We are now on lesson 7 of 112 and Nikki is really loving it. In fact, I would say as a maths program for 5-6 year olds it is probably too repetitive and boring. The early lessons focus a lot on playing and getting familiar with the materials. It takes almost the first month to get to counting to ten using 1-to-1 correspondence.

We are not following the lesson schedule - so far Nikki has been happy to do a lesson every day rather than the planned 3 lessons a week. It is very repetitive, which I really think he needs at his age, but each lesson builds on the ones before and the material is covered slightly differently each time (eg. counting out 5 bears rather than 5 cubes).

I am actually quite impressed with the topics covered - every day we practice a sequence (right now it is an AB colour pattern) and we're supposed to do a calendar discussion but I skip that as we already have our morning calendar time. In lesson 5 we drew a pictograph of the boys and girls in our family - Nikki is so proud of his 'family graph'.



It looks like every new thing we learn will be re-visited often in later lessons - I can see the word graph in six of the first 24 lesson titles, for example. This should make sure that he gets a thorough understanding, rather than forgetting the topic when it's done and having to re-learn it again later.

We are really enjoying the lessons right now. They are fully planned and scripted. I generally follow the text as a guide rather than simply reading the script, because I want to make sure I am focused on Nikki rather than the book. In all, using the manipulatives to practice our pattern and covering the day's lesson takes around 10-15 minutes. Sometimes it is even less. Most importantly, Nikki loves his maths time. 

Reading Bear



We have been using a new site for reading - Reading Bear.
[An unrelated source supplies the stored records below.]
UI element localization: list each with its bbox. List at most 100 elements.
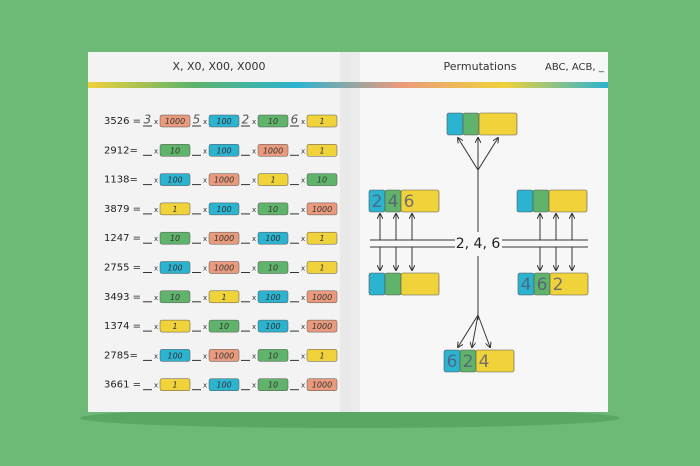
tile-segment: [384, 272, 402, 296]
place-label: 1: [319, 264, 324, 273]
row-number: 1247 =: [104, 233, 141, 244]
times: x: [154, 265, 158, 273]
times: x: [203, 118, 207, 126]
times: x: [203, 265, 207, 273]
place-label: 10: [268, 381, 278, 390]
place-label: 1000: [214, 176, 234, 185]
place-box: [159, 261, 191, 274]
times: x: [154, 118, 158, 126]
row-number: 2912=: [104, 145, 138, 156]
place-label: 10: [317, 176, 327, 185]
tile-segment: [400, 189, 440, 213]
place-box: [306, 114, 338, 128]
place-box: [306, 378, 338, 391]
tile-digit: 4: [479, 352, 490, 372]
place-label: 1: [319, 117, 324, 126]
times: x: [252, 118, 256, 126]
place-label: 1: [270, 176, 275, 185]
place-label: 1000: [312, 322, 332, 331]
place-box: [306, 202, 338, 216]
place-box: [159, 202, 191, 216]
place-box: [159, 290, 191, 304]
times: x: [252, 382, 256, 390]
place-box: [306, 319, 338, 333]
times: x: [252, 177, 256, 185]
gutter: [340, 52, 360, 412]
place-box: [159, 173, 191, 186]
times: x: [252, 323, 256, 331]
times: x: [154, 177, 158, 185]
place-label: 1000: [312, 293, 332, 302]
place-label: 100: [265, 234, 280, 243]
place-box: [208, 173, 240, 186]
times: x: [301, 382, 305, 390]
times: x: [154, 294, 158, 302]
times: x: [301, 206, 305, 214]
tile-segment: [549, 272, 589, 296]
place-label: 10: [268, 264, 278, 273]
place-label: 1: [319, 351, 324, 360]
center-label: 2, 4, 6: [456, 236, 501, 252]
tile-digit: 4: [388, 192, 399, 212]
digit: 2: [242, 113, 250, 127]
right-subtitle: ABC, ACB, _: [545, 62, 605, 73]
times: x: [301, 352, 305, 360]
times: x: [203, 382, 207, 390]
place-label: 10: [268, 351, 278, 360]
times: x: [203, 177, 207, 185]
place-box: [257, 114, 289, 128]
times: x: [154, 147, 158, 155]
place-box: [257, 231, 289, 245]
place-label: 1000: [165, 117, 185, 126]
times: x: [252, 265, 256, 273]
place-box: [208, 202, 240, 216]
place-label: 100: [265, 322, 280, 331]
place-label: 10: [170, 234, 180, 243]
place-box: [257, 349, 289, 362]
place-label: 1000: [312, 205, 332, 214]
place-box: [208, 349, 240, 362]
tile-digit: 4: [521, 275, 532, 295]
right-title: Permutations: [444, 60, 517, 73]
times: x: [301, 294, 305, 302]
place-label: 100: [216, 117, 231, 126]
place-box: [306, 173, 338, 186]
place-label: 1000: [312, 381, 332, 390]
place-label: 1: [172, 381, 177, 390]
times: x: [252, 147, 256, 155]
tile-segment: [548, 189, 588, 213]
digit: 6: [291, 113, 299, 127]
place-box: [257, 202, 289, 216]
place-box: [159, 349, 191, 362]
place-box: [159, 231, 191, 245]
times: x: [252, 206, 256, 214]
times: x: [203, 206, 207, 214]
times: x: [203, 352, 207, 360]
times: x: [301, 235, 305, 243]
times: x: [154, 382, 158, 390]
place-box: [257, 261, 289, 274]
row-number: 2755 =: [104, 263, 141, 274]
place-label: 100: [216, 205, 231, 214]
place-label: 100: [265, 293, 280, 302]
tile-segment: [400, 272, 440, 296]
times: x: [154, 206, 158, 214]
times: x: [301, 323, 305, 331]
place-box: [208, 144, 240, 157]
tile-digit: 2: [553, 275, 564, 295]
tile-digit: 2: [463, 352, 474, 372]
place-label: 100: [167, 176, 182, 185]
place-box: [257, 378, 289, 391]
place-label: 100: [167, 264, 182, 273]
row-number: 1138=: [104, 175, 138, 186]
times: x: [252, 294, 256, 302]
place-box: [208, 319, 240, 333]
place-box: [257, 144, 289, 157]
tile-segment: [368, 272, 386, 296]
left-title: X, X0, X00, X000: [172, 60, 265, 73]
place-label: 1: [221, 293, 226, 302]
shadow: [80, 408, 620, 428]
digit: 5: [193, 113, 201, 127]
It is comprehensive, simple and free!

READING BEAR WatchKnowLearn

It teaches how to slowly sound out the letters and blend the sounds to read the words. There are fifty lessons, each covering a different phonics sound/rule, from CVC through to multi-syllable words.
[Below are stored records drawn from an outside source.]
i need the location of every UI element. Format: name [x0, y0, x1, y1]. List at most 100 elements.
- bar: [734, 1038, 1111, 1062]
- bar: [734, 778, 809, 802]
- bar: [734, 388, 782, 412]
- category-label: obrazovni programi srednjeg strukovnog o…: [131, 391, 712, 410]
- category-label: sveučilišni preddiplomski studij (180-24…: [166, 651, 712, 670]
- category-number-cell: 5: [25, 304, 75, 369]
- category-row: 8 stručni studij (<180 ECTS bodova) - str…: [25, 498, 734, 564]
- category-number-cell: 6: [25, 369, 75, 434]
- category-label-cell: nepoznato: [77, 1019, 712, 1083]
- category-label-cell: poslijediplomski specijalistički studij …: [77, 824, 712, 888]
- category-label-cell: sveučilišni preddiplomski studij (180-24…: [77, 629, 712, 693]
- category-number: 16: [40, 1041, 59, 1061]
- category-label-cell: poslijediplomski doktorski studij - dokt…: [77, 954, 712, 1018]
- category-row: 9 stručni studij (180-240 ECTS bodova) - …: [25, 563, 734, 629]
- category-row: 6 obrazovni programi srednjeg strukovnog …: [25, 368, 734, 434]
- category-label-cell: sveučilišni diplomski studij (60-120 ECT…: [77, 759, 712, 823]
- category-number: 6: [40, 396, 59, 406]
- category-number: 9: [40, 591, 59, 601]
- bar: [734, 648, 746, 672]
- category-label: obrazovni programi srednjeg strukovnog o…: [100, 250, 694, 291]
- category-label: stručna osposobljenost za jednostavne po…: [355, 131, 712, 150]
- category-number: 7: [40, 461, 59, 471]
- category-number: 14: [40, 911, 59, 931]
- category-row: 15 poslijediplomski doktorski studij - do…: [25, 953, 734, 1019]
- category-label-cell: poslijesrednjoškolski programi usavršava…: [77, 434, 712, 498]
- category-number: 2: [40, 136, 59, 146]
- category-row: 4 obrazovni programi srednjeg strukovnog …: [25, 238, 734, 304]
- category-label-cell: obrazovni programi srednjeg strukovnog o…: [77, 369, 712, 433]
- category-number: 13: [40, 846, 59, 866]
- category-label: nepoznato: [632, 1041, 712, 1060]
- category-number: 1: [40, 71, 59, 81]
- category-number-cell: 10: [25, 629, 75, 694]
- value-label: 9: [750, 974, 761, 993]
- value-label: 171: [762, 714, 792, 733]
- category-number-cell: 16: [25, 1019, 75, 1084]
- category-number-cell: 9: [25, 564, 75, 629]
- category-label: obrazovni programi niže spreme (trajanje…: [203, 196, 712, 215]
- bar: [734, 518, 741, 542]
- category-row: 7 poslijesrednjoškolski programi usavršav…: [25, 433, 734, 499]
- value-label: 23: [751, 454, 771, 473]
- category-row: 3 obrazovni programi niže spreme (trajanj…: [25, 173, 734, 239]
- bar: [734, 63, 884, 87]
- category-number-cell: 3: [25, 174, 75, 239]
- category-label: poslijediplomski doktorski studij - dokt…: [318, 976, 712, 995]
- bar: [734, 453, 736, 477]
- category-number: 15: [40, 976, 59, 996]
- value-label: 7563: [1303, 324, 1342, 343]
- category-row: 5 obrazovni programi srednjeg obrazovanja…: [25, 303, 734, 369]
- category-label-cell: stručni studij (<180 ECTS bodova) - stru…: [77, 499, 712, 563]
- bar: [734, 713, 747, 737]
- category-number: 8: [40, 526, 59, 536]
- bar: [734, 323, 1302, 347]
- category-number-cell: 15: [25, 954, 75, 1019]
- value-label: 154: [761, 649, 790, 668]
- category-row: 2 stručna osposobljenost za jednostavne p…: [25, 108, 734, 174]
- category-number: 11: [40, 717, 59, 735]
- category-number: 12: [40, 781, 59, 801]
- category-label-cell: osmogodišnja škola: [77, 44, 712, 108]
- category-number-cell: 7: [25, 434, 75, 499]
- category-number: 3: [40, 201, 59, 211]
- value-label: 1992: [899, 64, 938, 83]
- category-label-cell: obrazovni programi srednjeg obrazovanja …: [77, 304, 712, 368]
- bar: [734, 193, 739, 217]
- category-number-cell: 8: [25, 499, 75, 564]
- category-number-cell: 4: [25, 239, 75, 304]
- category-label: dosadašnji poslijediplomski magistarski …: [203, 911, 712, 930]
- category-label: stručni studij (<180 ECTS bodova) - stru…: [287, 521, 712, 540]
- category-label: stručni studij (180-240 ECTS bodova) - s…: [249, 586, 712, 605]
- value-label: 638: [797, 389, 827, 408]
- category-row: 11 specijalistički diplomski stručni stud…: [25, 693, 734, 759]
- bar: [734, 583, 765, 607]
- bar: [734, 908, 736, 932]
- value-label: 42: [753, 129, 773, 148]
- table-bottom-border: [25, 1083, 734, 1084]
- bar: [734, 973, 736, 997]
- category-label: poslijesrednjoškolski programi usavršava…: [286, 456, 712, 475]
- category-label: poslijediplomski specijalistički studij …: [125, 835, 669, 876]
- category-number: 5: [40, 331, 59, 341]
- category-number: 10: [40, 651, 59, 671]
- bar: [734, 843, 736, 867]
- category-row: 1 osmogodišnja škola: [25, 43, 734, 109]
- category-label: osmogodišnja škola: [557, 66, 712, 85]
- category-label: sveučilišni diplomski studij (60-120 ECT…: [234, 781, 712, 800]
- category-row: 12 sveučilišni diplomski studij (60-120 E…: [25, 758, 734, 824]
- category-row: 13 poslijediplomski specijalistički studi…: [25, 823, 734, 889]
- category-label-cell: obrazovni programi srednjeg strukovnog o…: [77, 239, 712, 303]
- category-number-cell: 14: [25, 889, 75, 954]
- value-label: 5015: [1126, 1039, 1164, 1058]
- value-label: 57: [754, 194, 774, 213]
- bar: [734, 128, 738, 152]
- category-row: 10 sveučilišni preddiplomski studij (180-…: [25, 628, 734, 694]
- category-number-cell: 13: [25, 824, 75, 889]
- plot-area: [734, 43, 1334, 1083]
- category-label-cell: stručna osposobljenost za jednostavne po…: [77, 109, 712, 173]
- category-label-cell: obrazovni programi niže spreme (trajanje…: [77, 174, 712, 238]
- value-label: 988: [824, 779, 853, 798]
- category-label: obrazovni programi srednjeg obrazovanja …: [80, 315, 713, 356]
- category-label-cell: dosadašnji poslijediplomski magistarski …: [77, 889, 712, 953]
We have been using it for only the last week or so (he's seen four of the short-vowel presentations twice) and already Nikki is reading independently!!!

Ok, so he still has to sound out each letter first, and they are only CVC words, and he has known all the letter sounds for months, but I still think that with maybe 10 minutes 'work' each day it is tremendous progress! Now that he has finally figured out how to put the sounds together, I hope this program will really help with my target of getting him reading simple books on his own by age 4.
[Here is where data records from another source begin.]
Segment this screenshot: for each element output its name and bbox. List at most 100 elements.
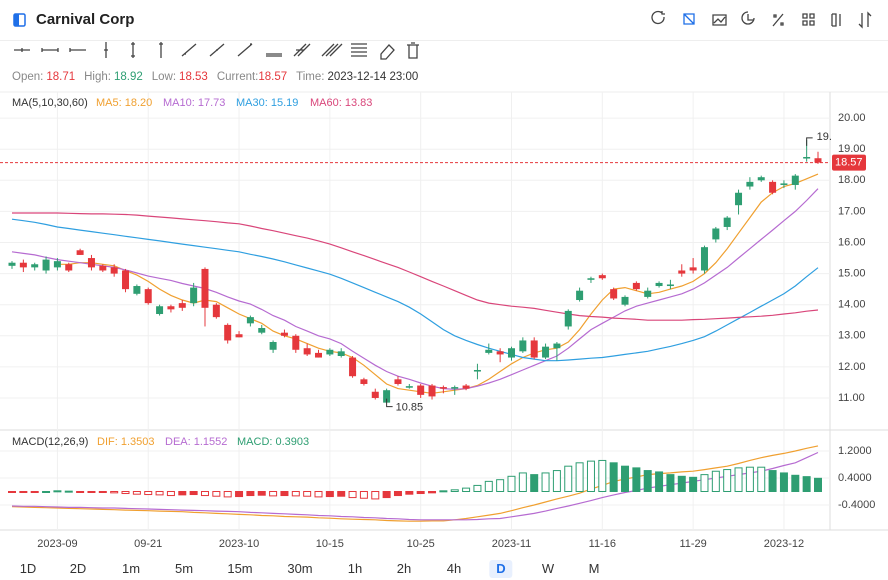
legend-item: MA5: 18.20 (96, 97, 152, 109)
macd-bar (314, 490, 323, 498)
macd-bar (42, 490, 51, 493)
macd-bar (473, 484, 482, 492)
macd-bar (212, 490, 221, 497)
x-tick-label: 11-29 (679, 538, 706, 550)
candle-body (700, 247, 708, 271)
macd-bar (530, 474, 539, 492)
candle-body (8, 262, 16, 266)
candle-body (496, 351, 504, 355)
candle-body (303, 348, 311, 355)
candle-body (803, 156, 811, 159)
price-tag (832, 154, 866, 171)
legend-item: DEA: 1.1552 (165, 436, 227, 448)
info-label: Open: (12, 71, 44, 83)
candle-body (417, 385, 425, 395)
macd-bar (666, 474, 675, 492)
x-tick-label: 09-21 (134, 538, 162, 550)
period-tab[interactable]: 2D (69, 561, 87, 576)
candle-body (632, 282, 640, 290)
candle-body (644, 290, 652, 297)
period-tabs: 1D 2D 1m 5m 15m 30m 1h 2h 4h D W M (0, 558, 888, 580)
candle-body (757, 177, 765, 181)
legend-title: MACD(12,26,9) (12, 436, 88, 448)
period-tab[interactable]: D (489, 560, 513, 578)
macd-bar (677, 475, 686, 492)
candle-body (507, 348, 515, 358)
macd-bar (496, 479, 505, 492)
candle-body (156, 306, 164, 315)
ma-line (11, 188, 819, 390)
macd-bar (382, 490, 391, 499)
period-tab[interactable]: W (541, 561, 555, 576)
macd-bar (337, 490, 346, 497)
candle-body (76, 250, 84, 255)
candle-body (769, 181, 777, 193)
y-tick-label: 12.00 (838, 361, 866, 373)
macd-bar (575, 462, 584, 492)
legend-item: MA30: 15.19 (236, 97, 298, 109)
candle-body (258, 328, 266, 333)
period-tab[interactable]: 1m (121, 561, 141, 576)
candle-body (712, 228, 720, 240)
macd-bar (19, 490, 28, 494)
period-tab[interactable]: M (588, 561, 600, 576)
x-tick-label: 2023-12 (764, 538, 804, 550)
info-value: 18.71 (46, 71, 76, 83)
info-value: 2023-12-14 23:00 (327, 71, 419, 83)
drawing-tools[interactable] (0, 36, 888, 102)
candle-body (144, 289, 152, 304)
macd-bar (269, 490, 278, 497)
toolbar-icons[interactable] (651, 10, 872, 29)
y-tick-label: 15.00 (838, 267, 866, 279)
candle-body (735, 192, 743, 206)
macd-bar (450, 489, 459, 492)
candle-body (791, 175, 799, 185)
x-tick-label: 10-25 (407, 538, 435, 550)
macd-bar (98, 490, 107, 494)
macd-bar (121, 490, 130, 495)
legend-item: MA10: 17.73 (163, 97, 225, 109)
info-label: Low: (151, 71, 177, 83)
macd-bar (802, 476, 811, 492)
candle-body (439, 387, 447, 389)
candle-body (780, 183, 788, 185)
candle-body (326, 349, 334, 355)
candle-body (598, 275, 606, 279)
candle-body (292, 335, 300, 350)
macd-bar (291, 490, 300, 497)
y-tick-label: 19.00 (838, 143, 866, 155)
y-tick-label: 17.00 (838, 205, 866, 217)
macd-line (11, 445, 819, 522)
macd-bar (586, 460, 595, 492)
period-tab[interactable]: 5m (174, 561, 194, 576)
macd-bar (257, 490, 266, 496)
info-value: 18.57 (258, 71, 288, 83)
candle-body (178, 303, 186, 308)
header: Carnival Corp (0, 0, 888, 41)
period-tab[interactable]: 1D (19, 561, 37, 576)
candle-body (746, 181, 754, 187)
x-tick-label: 2023-09 (37, 538, 77, 550)
candle-body (349, 357, 357, 377)
period-tab[interactable]: 15m (227, 561, 253, 576)
period-tab[interactable]: 4h (446, 561, 462, 576)
macd-bar (144, 490, 153, 496)
legend-item: MA60: 13.83 (310, 97, 372, 109)
period-tab[interactable]: 30m (287, 561, 313, 576)
y-tick-label: 20.00 (838, 112, 866, 124)
macd-bar (643, 470, 652, 492)
y-tick-label: 0.4000 (838, 472, 872, 484)
y-tick-label: 18.00 (838, 174, 866, 186)
candle-body (190, 287, 198, 304)
candle-body (405, 386, 413, 388)
macd-bar (200, 490, 209, 497)
price-tag-label: 18.57 (835, 156, 863, 168)
macd-bar (621, 465, 630, 492)
macd-bar (711, 470, 720, 492)
period-tab[interactable]: 2h (396, 561, 412, 576)
candle-body (235, 334, 243, 338)
period-tab[interactable]: 1h (347, 561, 363, 576)
y-tick-label: 1.2000 (838, 445, 872, 457)
candle-body (87, 258, 95, 268)
macd-bar (325, 490, 334, 498)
The only single flaw I can see in Reading Bear is that it is American and thus the short 'o' sound sounds more like 'ah' and they teach words like 'gas' and 'pants' rather than 'petrol' and 'trousers'. Not really a major worry as the sound can be turned off and Nikki recognises that a picture of a pair of trousers is not the same as his underwear so I can easily explain the language differences when they come up.


This is the first time he saw the word got. We haven't done the short o words because he wants the voice over but I won't let him have it because the accent when sounding out is so different to how I have taught him. He worked it out all by himself!


Linking to Montessori Mondays

Tuesday, November 13, 2012

Back again!

Has it really been three weeks?! After our two weeks of Russian/birthday madness, we went away for the half term holiday. Ok, so we've been back ten days now but I just haven't been in the mood for blogging. It has been a nightmare of re-training routines and discipline and failing to get the little temper tantrum to sleep in his own bed!!!

So, I'm tired and losing control of my temper far too often and generally struggling to return to the calm Montessori atmosphere of six weeks ago. It almost doesn't seem worth it as I can't imagine the routine-less Christmas period having any kind of positive effect...

Enough. Tomorrow (because I am too sleepy right now) I will post all about the progress we have made the last couple of weeks - some very exciting news!